Wednesday 1 January 2014

New Resolve



“We will open the book. Its pages are blank. We are going to put words on them ourselves. The book is called Opportunity and its first chapter is New Year’s Day.” - Edith Lovejoy Pierce

This year it's thirteen years since I met the boy that would be the man I married, twelve years since our first date,  six years since we moved in together and five years since we got engaged, got a cat and I got my first borderline diagnosis (2009 was a busy year). Now three years a Boardman family member and hopefully by the end of it a first time buyer and homeowner.
The new year always begins with a promise of opportunity, a chance to think about the things that didn't go how you wanted last year and how this year will be different.  You invest in the hope that the simple changing of date, will enforce a dramatic turn in your circumstances in the twelve months to follow.  A subconscious  barrier develops allowing you to feel confident that when the clock strikes midnight, all your woes of the previous year are over and you are free to start again.
 For me new year feels like a new chapter of a book, the previous ones you are thankful for and have learned from, but are ready to turn the page, tuck it neatly with the other slivers of paper and see what is  going to come next.   It's an open door at the end of a long corridor that was the year past,  that you have wandered down and tripped up on the carpet a few times, but now, as you come to the end of December,  you can see the door is not just ajar but wide open.
With every new year now I am thankful we have survived another year relatively unscathed, as so many in recent years have dented our armour and held us back from our achievements, but with relief comes the unknowing doubt of potential problems in the year ahead.  As we have so harshly learned, your life can change in a split second and throw obstacles in your path in unfair proportions.
For a lupus sufferer the hope of a new year comes with the inevitable knowledge that the year will go two ways, it'll flag up new problems, more hospital appointments, medications and worry or, you will again muddle through, hope for the best  but always have that nagging doubt that you are a biological ticking time bomb that could off at any time.
I feel that there is so often too much pressure placed on new year as a celebration, to look forward to the year to come and make the changes for a better and happier life, but for so many it is not.  Some know at the start of the year that this is going to be the toughest yet and on the first day of the year are wishing the weeks away to get through the troubles that lie ahead.

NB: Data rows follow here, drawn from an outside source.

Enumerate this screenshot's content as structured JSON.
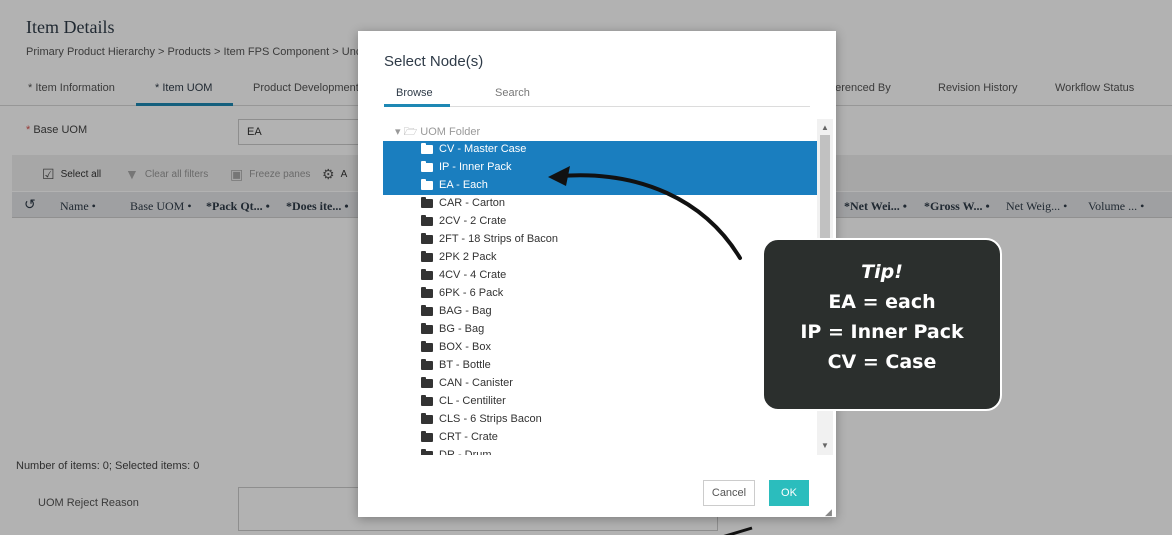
{
  "page": {
    "title": "Item Details",
    "breadcrumb": "Primary Product Hierarchy > Products > Item FPS Component > Unc",
    "tabs": [
      {
        "label": "* Item Information"
      },
      {
        "label": "* Item UOM"
      },
      {
        "label": "Product Development"
      },
      {
        "label": "Referenced By"
      },
      {
        "label": "Revision History"
      },
      {
        "label": "Workflow Status"
      }
    ],
    "base_uom_label": "Base UOM",
    "base_uom_required_mark": "*",
    "base_uom_value": "EA",
    "toolbar": {
      "select_all": "Select all",
      "clear_filters": "Clear all filters",
      "freeze_panes": "Freeze panes",
      "truncated": "A"
    },
    "grid_columns": [
      "Name •",
      "Base UOM •",
      "*Pack Qt... •",
      "*Does ite... •",
      "*Net Wei... •",
      "*Gross W... •",
      "Net Weig... •",
      "Volume ... •"
    ],
    "items_count": "Number of items: 0; Selected items: 0",
    "reject_reason_label": "UOM Reject Reason"
  },
  "modal": {
    "title": "Select Node(s)",
    "tabs": [
      {
        "label": "Browse",
        "active": true
      },
      {
        "label": "Search",
        "active": false
      }
    ],
    "root_folder": "UOM Folder",
    "nodes": [
      {
        "label": "CV - Master Case",
        "selected": true
      },
      {
        "label": "IP - Inner Pack",
        "selected": true
      },
      {
        "label": "EA - Each",
        "selected": true
      },
      {
        "label": "CAR - Carton",
        "selected": false
      },
      {
        "label": "2CV - 2 Crate",
        "selected": false
      },
      {
        "label": "2FT - 18 Strips of Bacon",
        "selected": false
      },
      {
        "label": "2PK 2 Pack",
        "selected": false
      },
      {
        "label": "4CV - 4 Crate",
        "selected": false
      },
      {
        "label": "6PK - 6 Pack",
        "selected": false
      },
      {
        "label": "BAG - Bag",
        "selected": false
      },
      {
        "label": "BG - Bag",
        "selected": false
      },
      {
        "label": "BOX - Box",
        "selected": false
      },
      {
        "label": "BT - Bottle",
        "selected": false
      },
      {
        "label": "CAN - Canister",
        "selected": false
      },
      {
        "label": "CL - Centiliter",
        "selected": false
      },
      {
        "label": "CLS - 6 Strips Bacon",
        "selected": false
      },
      {
        "label": "CRT - Crate",
        "selected": false
      },
      {
        "label": "DR - Drum",
        "selected": false
      }
    ],
    "cancel_label": "Cancel",
    "ok_label": "OK"
  },
  "tip": {
    "title": "Tip!",
    "lines": [
      "EA = each",
      "IP = Inner Pack",
      "CV = Case"
    ]
  },
  "colors": {
    "selection": "#1a7ebf",
    "accent": "#1e88b4",
    "ok_button": "#2bbdbd",
    "tip_background": "#2b2f2d"
  }
}
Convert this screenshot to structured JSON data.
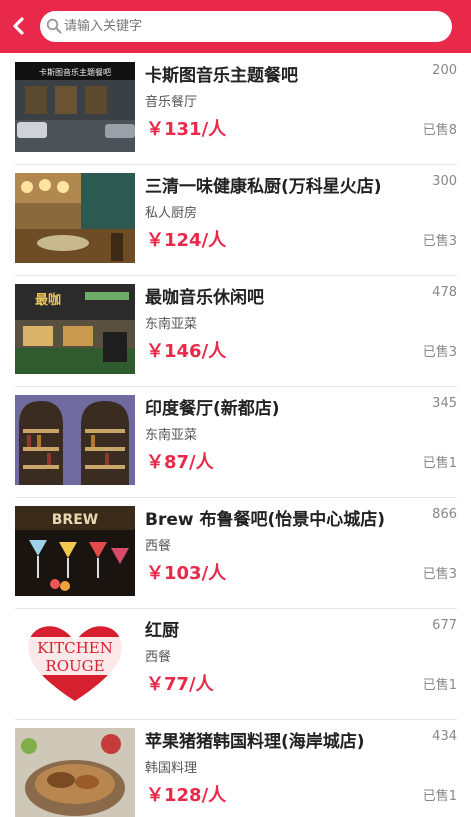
{
  "search": {
    "placeholder": "请输入关键字"
  },
  "restaurants": [
    {
      "name": "卡斯图音乐主题餐吧",
      "category": "音乐餐厅",
      "price": "￥131/人",
      "count": "200",
      "sold": "已售8",
      "thumb_sign": "卡斯图音乐主题餐吧"
    },
    {
      "name": "三清一味健康私厨(万科星火店)",
      "category": "私人厨房",
      "price": "￥124/人",
      "count": "300",
      "sold": "已售3"
    },
    {
      "name": "最咖音乐休闲吧",
      "category": "东南亚菜",
      "price": "￥146/人",
      "count": "478",
      "sold": "已售3",
      "thumb_sign": "最咖"
    },
    {
      "name": "印度餐厅(新都店)",
      "category": "东南亚菜",
      "price": "￥87/人",
      "count": "345",
      "sold": "已售1"
    },
    {
      "name": "Brew 布鲁餐吧(怡景中心城店)",
      "category": "西餐",
      "price": "￥103/人",
      "count": "866",
      "sold": "已售3",
      "thumb_sign": "BREW"
    },
    {
      "name": "红厨",
      "category": "西餐",
      "price": "￥77/人",
      "count": "677",
      "sold": "已售1",
      "thumb_sign": [
        "KITCHEN",
        "ROUGE"
      ]
    },
    {
      "name": "苹果猪猪韩国料理(海岸城店)",
      "category": "韩国料理",
      "price": "￥128/人",
      "count": "434",
      "sold": "已售1"
    }
  ],
  "colors": {
    "accent": "#e8294a",
    "price": "#e8294a",
    "muted": "#888888"
  },
  "icons": {
    "back": "chevron-left-icon",
    "search": "search-icon"
  }
}
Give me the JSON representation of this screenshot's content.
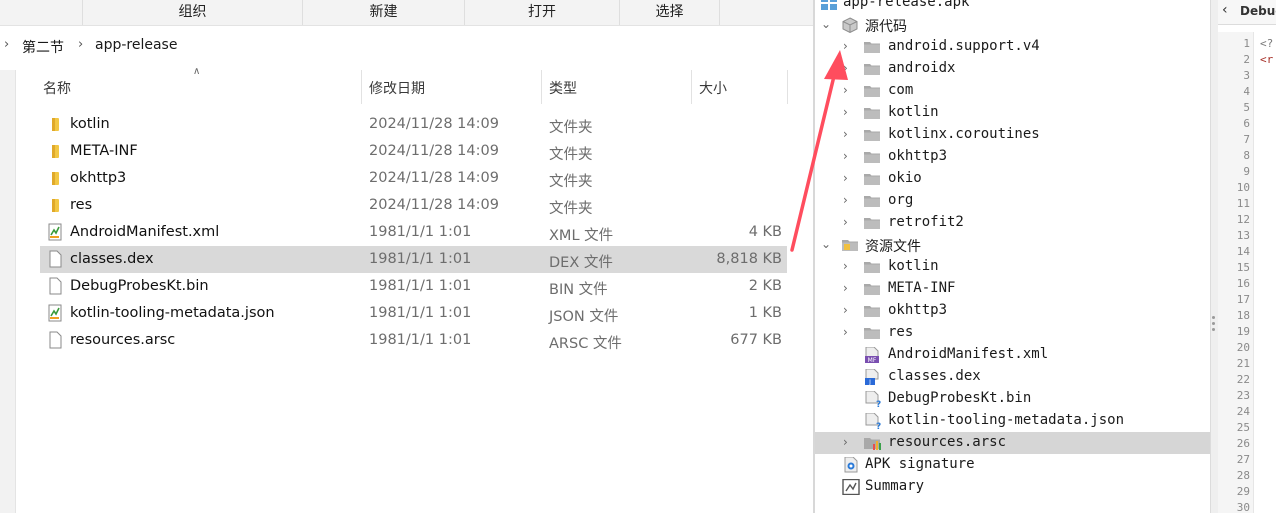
{
  "explorer": {
    "ribbon": [
      {
        "label": "组织"
      },
      {
        "label": "新建"
      },
      {
        "label": "打开"
      },
      {
        "label": "选择"
      }
    ],
    "breadcrumb": [
      "第二节",
      "app-release"
    ],
    "columns": {
      "name": "名称",
      "modified": "修改日期",
      "type": "类型",
      "size": "大小"
    },
    "files": [
      {
        "name": "kotlin",
        "modified": "2024/11/28 14:09",
        "type": "文件夹",
        "size": "",
        "icon": "folder-icon"
      },
      {
        "name": "META-INF",
        "modified": "2024/11/28 14:09",
        "type": "文件夹",
        "size": "",
        "icon": "folder-icon"
      },
      {
        "name": "okhttp3",
        "modified": "2024/11/28 14:09",
        "type": "文件夹",
        "size": "",
        "icon": "folder-icon"
      },
      {
        "name": "res",
        "modified": "2024/11/28 14:09",
        "type": "文件夹",
        "size": "",
        "icon": "folder-icon"
      },
      {
        "name": "AndroidManifest.xml",
        "modified": "1981/1/1 1:01",
        "type": "XML 文件",
        "size": "4 KB",
        "icon": "xml-file-icon"
      },
      {
        "name": "classes.dex",
        "modified": "1981/1/1 1:01",
        "type": "DEX 文件",
        "size": "8,818 KB",
        "icon": "file-icon",
        "selected": true
      },
      {
        "name": "DebugProbesKt.bin",
        "modified": "1981/1/1 1:01",
        "type": "BIN 文件",
        "size": "2 KB",
        "icon": "file-icon"
      },
      {
        "name": "kotlin-tooling-metadata.json",
        "modified": "1981/1/1 1:01",
        "type": "JSON 文件",
        "size": "1 KB",
        "icon": "json-file-icon"
      },
      {
        "name": "resources.arsc",
        "modified": "1981/1/1 1:01",
        "type": "ARSC 文件",
        "size": "677 KB",
        "icon": "file-icon"
      }
    ]
  },
  "tree": {
    "root": "app-release.apk",
    "source_label": "源代码",
    "packages": [
      "android.support.v4",
      "androidx",
      "com",
      "kotlin",
      "kotlinx.coroutines",
      "okhttp3",
      "okio",
      "org",
      "retrofit2"
    ],
    "resources_label": "资源文件",
    "resource_folders": [
      "kotlin",
      "META-INF",
      "okhttp3",
      "res"
    ],
    "resource_files": [
      {
        "name": "AndroidManifest.xml",
        "icon": "manifest-file-icon"
      },
      {
        "name": "classes.dex",
        "icon": "java-file-icon"
      },
      {
        "name": "DebugProbesKt.bin",
        "icon": "unknown-file-icon"
      },
      {
        "name": "kotlin-tooling-metadata.json",
        "icon": "unknown-file-icon"
      },
      {
        "name": "resources.arsc",
        "icon": "arsc-file-icon",
        "selected": true,
        "expandable": true
      }
    ],
    "apk_signature": "APK signature",
    "summary": "Summary"
  },
  "code": {
    "tab_title": "Debug",
    "line_numbers": [
      "1",
      "2",
      "3",
      "4",
      "5",
      "6",
      "7",
      "8",
      "9",
      "10",
      "11",
      "12",
      "13",
      "14",
      "15",
      "16",
      "17",
      "18",
      "19",
      "20",
      "21",
      "22",
      "23",
      "24",
      "25",
      "26",
      "27",
      "28",
      "29",
      "30"
    ],
    "lines": [
      "<?",
      "<r"
    ]
  },
  "colors": {
    "arrow": "#ff4d5e",
    "selection_row": "#d9d9d9",
    "folder": "#f2c744"
  }
}
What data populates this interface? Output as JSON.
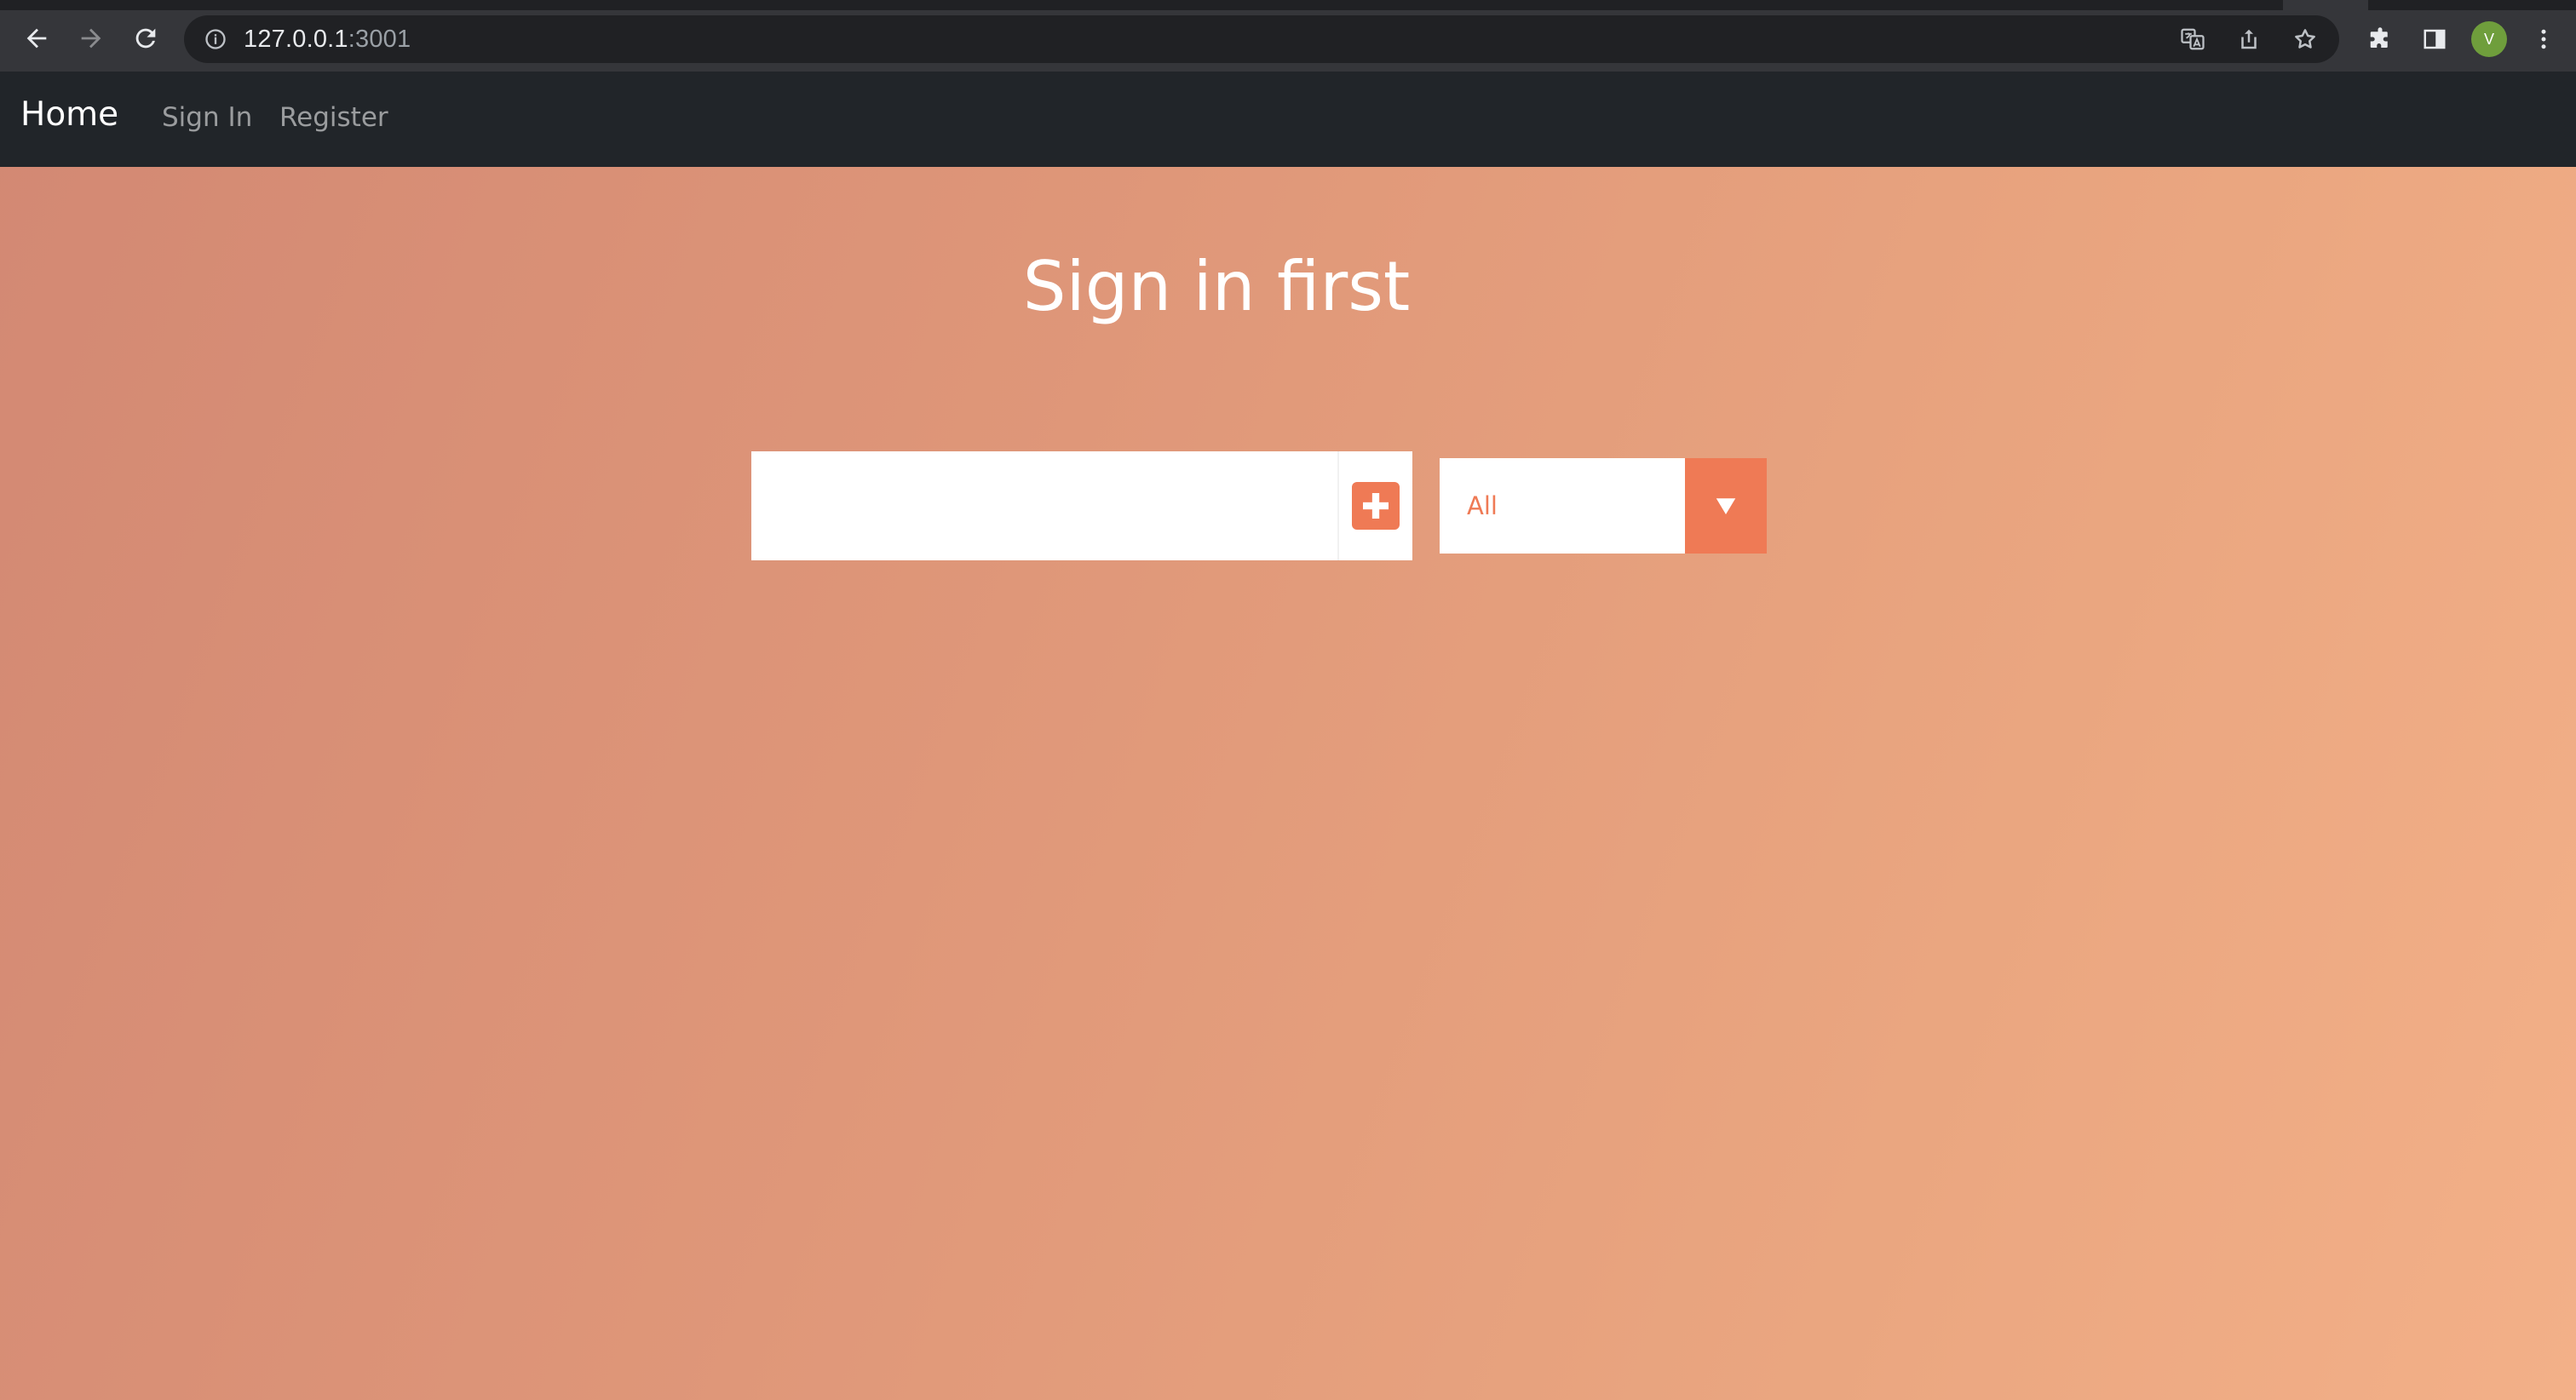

People live with the knowledge that this will probably be the last year they may have with there family, others are fighting to find the courage to survive their first year without someone that they have lost.  
While we should enjoy and embrace new year in the way that suits us in that time and place, we shouldn't always use it as the only part of the year to embrace change.  New year is plagued with promises and resolutions that many of us struggle to keep, we achieve our best when we are at our happiest and most confident and not when the Gregorian calendar dictates.
Last year I didn't make any resolutions or start any new year diets, after the few years we'd had I decided I was just grateful to be back on my own two feet and feeling like the former Claire again that I decided 2013 was just going to be hopeful, and so I lived the year with that word in my mind and felt it in my heart the whole year through, giving me strength when I have had moments of doubt.
So how about a change this year? scrap that outdated idea of a new years resolution, give yourself a break and think of something you want this year to be or how you want this year to feel. It could be a word or a sentence but embed it now and remember it on those tougher days that can challenge us all.   For me this year is going to be "Magnificent, dreams are in sight."